Mesdaghinia, Alireza, Pourpak, Zahra, Naddafi, Kazem, Nodehi, Ramin Nabizadeh, Alizadeh, Zahra, Rezaei, Soheila, Mohammadi, Amir, Faraji, Maryam
MethodsX 2019 v.6 pp. 156-161
adverse effects, air pollutants, air pollution, analysis of variance, anemia, blood flow, blood sampling, erythrocytes, fiberglass, filters, hemoglobin, hemolysis, humans, in vitro studies, jaundice, metabolism, particulates, toxicity, ultrasonic treatment
Air pollutants are capable to enter bloodstream through the nose, mouth, skin and the digestive tract. Hemolysis is the premature destruction of red blood cells (RBCs) membranes. This can affect metabolism of RBCs and reduce cell life. Each of these adverse effects could lead to anemia, jaundice and other pathological conditions. Hemolysis can induce by the mineral components adsorbed on the particles. The aim of this study was to evaluate hemolysis of RBCs treated by airborne PM10 (PM with aerodynamic diameter ≤ 10 μm) in vitro. Study had two main stages including sampling and preparation of PM10 suspension, and hemolysis test.
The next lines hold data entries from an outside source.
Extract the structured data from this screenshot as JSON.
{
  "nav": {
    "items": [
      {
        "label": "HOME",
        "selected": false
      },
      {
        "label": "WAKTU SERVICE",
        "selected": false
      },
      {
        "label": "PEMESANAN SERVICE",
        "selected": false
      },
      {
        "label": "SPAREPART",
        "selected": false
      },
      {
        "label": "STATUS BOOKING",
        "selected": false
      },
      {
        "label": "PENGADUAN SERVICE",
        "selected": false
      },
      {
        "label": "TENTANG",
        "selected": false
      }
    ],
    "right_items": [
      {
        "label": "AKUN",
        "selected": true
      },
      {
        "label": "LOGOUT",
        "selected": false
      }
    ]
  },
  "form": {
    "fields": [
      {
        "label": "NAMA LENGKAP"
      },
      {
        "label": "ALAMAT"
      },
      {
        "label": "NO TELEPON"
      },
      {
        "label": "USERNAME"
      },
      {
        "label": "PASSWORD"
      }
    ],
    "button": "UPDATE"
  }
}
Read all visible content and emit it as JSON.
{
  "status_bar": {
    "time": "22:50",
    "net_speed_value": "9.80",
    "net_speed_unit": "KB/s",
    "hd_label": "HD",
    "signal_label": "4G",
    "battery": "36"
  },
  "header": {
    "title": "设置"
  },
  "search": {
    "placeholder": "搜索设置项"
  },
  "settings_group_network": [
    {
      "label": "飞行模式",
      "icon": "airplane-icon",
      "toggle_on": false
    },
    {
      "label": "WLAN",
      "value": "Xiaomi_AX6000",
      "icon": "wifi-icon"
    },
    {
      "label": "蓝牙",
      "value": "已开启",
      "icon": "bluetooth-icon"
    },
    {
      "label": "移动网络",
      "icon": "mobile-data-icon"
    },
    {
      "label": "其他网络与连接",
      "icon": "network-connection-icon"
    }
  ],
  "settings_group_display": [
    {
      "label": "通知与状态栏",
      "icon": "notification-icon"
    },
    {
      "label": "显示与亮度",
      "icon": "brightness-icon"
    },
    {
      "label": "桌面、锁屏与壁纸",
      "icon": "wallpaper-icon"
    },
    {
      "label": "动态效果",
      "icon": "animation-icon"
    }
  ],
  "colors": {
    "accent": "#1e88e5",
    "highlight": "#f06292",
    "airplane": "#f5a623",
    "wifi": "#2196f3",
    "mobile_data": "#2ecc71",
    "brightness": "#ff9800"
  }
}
Particle samples were collected by means of a high-volume sampler on fiberglass filters. The PM10 was extracted through dry ultrasonic method. Blood sample was incubated by PM10 at concentrations 50–300 μg/mL for 3 h. Hemolysis percent was assessed through measurement of Hemoglobin concentration in test samples and total blood hemoglobin (TBH) sample by the cyanmethemoglobin method. Analysis of variance (ANOVA) and Tukey post-hoc test were applied to compare mean values of hemolysis percent between different PM concentrations.Method used in current study is suggested for investigation of toxic effects of airborne particle matter (PM1, PM2.5 and PM10) on human RBCs.